Information Warfare Training Command (IWTC) Virginia Beach is helping to play a role in the Naval Academy’s 2023 first class summer cruise by hosting 18 midshipmen at the schoolhouse. Nine midshipmen visited the schoolhouse in June, and on a second group of nine visited in July. Each group got a chance to broaden their understanding of the information warfare (IW) domain while there. A third group of nine midshipmen is scheduled to visit the command in early August before their school year commences.
The midshipmen who visited the schoolhouse in July received a tour of the command, observed IW students in a learning environment, and got a chance to speak with a plethora of IW officers.
To begin their visit, the midshipmen observed Intelligence Specialists (IS) presenting their final briefs during their accession-level training. This last evolution in the IS’s training is an operational intelligence heavy brief. It is presented in a tense environment where the instructors ask a multitude of questions to ensure future ISs are knowledgeable, professional, and prepared for the fleet. Allowing the midshipmen to witness this brief demonstrated to them the level of professionalism and expertise required to operate in the IW domain, should they choose that path during their final year at the academy.
At the conclusion of the brief, the midshipmen were introduced to Capt.
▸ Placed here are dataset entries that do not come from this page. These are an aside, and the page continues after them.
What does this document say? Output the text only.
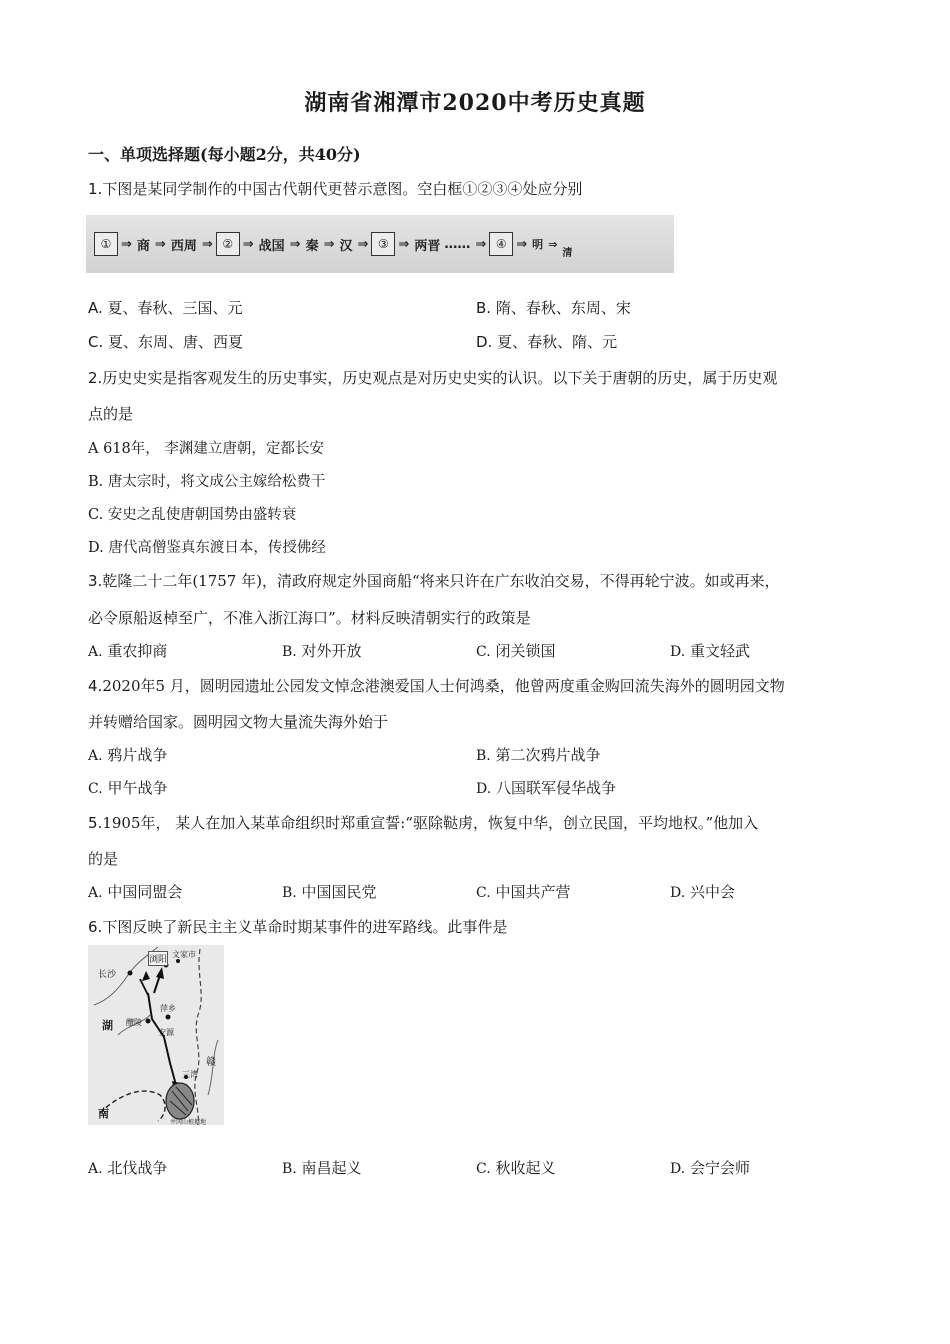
湖南省湘潭市2020中考历史真题
一、单项选择题(每小题2分，共40分)
1.下图是某同学制作的中国古代朝代更替示意图。空白框①②③④处应分别
① ⇒ 商 ⇒ 西周 ⇒ ② ⇒ 战国 ⇒ 秦 ⇒ 汉 ⇒ ③ ⇒ 两晋 …… ⇒ ④ ⇒ 明 ⇒
清
A. 夏、春秋、三国、元	B. 隋、春秋、东周、宋
C. 夏、东周、唐、西夏	D. 夏、春秋、隋、元
2.历史史实是指客观发生的历史事实，历史观点是对历史史实的认识。以下关于唐朝的历史，属于历史观
点的是
A 618年， 李渊建立唐朝，定都长安
B. 唐太宗时，将文成公主嫁给松费干
C. 安史之乱使唐朝国势由盛转衰
D. 唐代高僧鉴真东渡日本，传授佛经
3.乾隆二十二年(1757 年)，清政府规定外国商船“将来只许在广东收泊交易，不得再轮宁波。如或再来，
必令原船返棹至广，不准入浙江海口”。材料反映清朝实行的政策是
A. 重农抑商	B. 对外开放	C. 闭关锁国	D. 重文轻武
4.2020年5 月，圆明园遗址公园发文悼念港澳爱国人士何鸿桑，他曾两度重金购回流失海外的圆明园文物
并转赠给国家。圆明园文物大量流失海外始于
A. 鸦片战争	B. 第二次鸦片战争
C. 甲午战争	D. 八国联军侵华战争
5.1905年， 某人在加入某革命组织时郑重宣誓:“驱除鞑虏，恢复中华，创立民国，平均地权。”他加入
的是
A. 中国同盟会	B. 中国国民党	C. 中国共产营	D. 兴中会
6.下图反映了新民主主义革命时期某事件的进军路线。此事件是
长沙
浏阳
文家市
醴陵
萍乡
安源
三湾
井冈山根据地
湖
南
赣
A. 北伐战争	B. 南昌起义	C. 秋收起义	D. 会宁会师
Andrew Boyden from Naval Special Warfare Development Group. Boyden, a former commanding officer of IWTC Virginia Beach, spoke at length about the demands and responsibilities of an intelligence officer. He also shared sea stories from throughout his career, and answered questions from the group. Boyden impressed upon the students that during a career in the IW community any individual can be called upon to brief a decision maker prior to an important mission, harkening back to when he witnessed an Aerographer’s Mate 1st Class flawlessly brief the Chairman of the Joint Chiefs of Staff.
Lt. Cdr. Joseph Jones, executive officer of IWTC Virginia Beach, introduced himself to the midshipmen, after Boyden finished answering questions, and continued the trend of discussing what it means to be an officer in the IW community.
Jones, an Information Professional Officer, was able to explain the differences between the officer designators in the IW community to the midshipmen. The group concluded their visit to the schoolhouse with a question and answer session with three intelligence officers, and a meteorological and oceanographic officer during a round table discussion. The topics for the discussion ranged from leadership styles, to the pros and cons of being a department head, to historical book choices.
IWTCVB currently offers 74 courses of instruction in information technology, cryptology, and intelligence with an instructor and support staff of over 300 military, civilian, and contract members who train over 7,000 students yearly at five training sites. It is one of four schoolhouses for the Center for Information Warfare Training (CIWT) and also oversees learning sites at Fort Huachuca, Ariz.; Jacksonville and Mayport, Fla.; Kings Bay, Ga.; and Groton, Conn.
With four schoolhouse commands, two detachments, and training sites throughout the United States and Japan, CIWT trains over 26,000 students every year, delivering trained information warfare professionals to the Navy and joint services. Center for Information Warfare Training also offers more than 200 courses for cryptologic technicians, intelligence specialists, information systems technicians, electronics technicians, and officers in the information warfare community.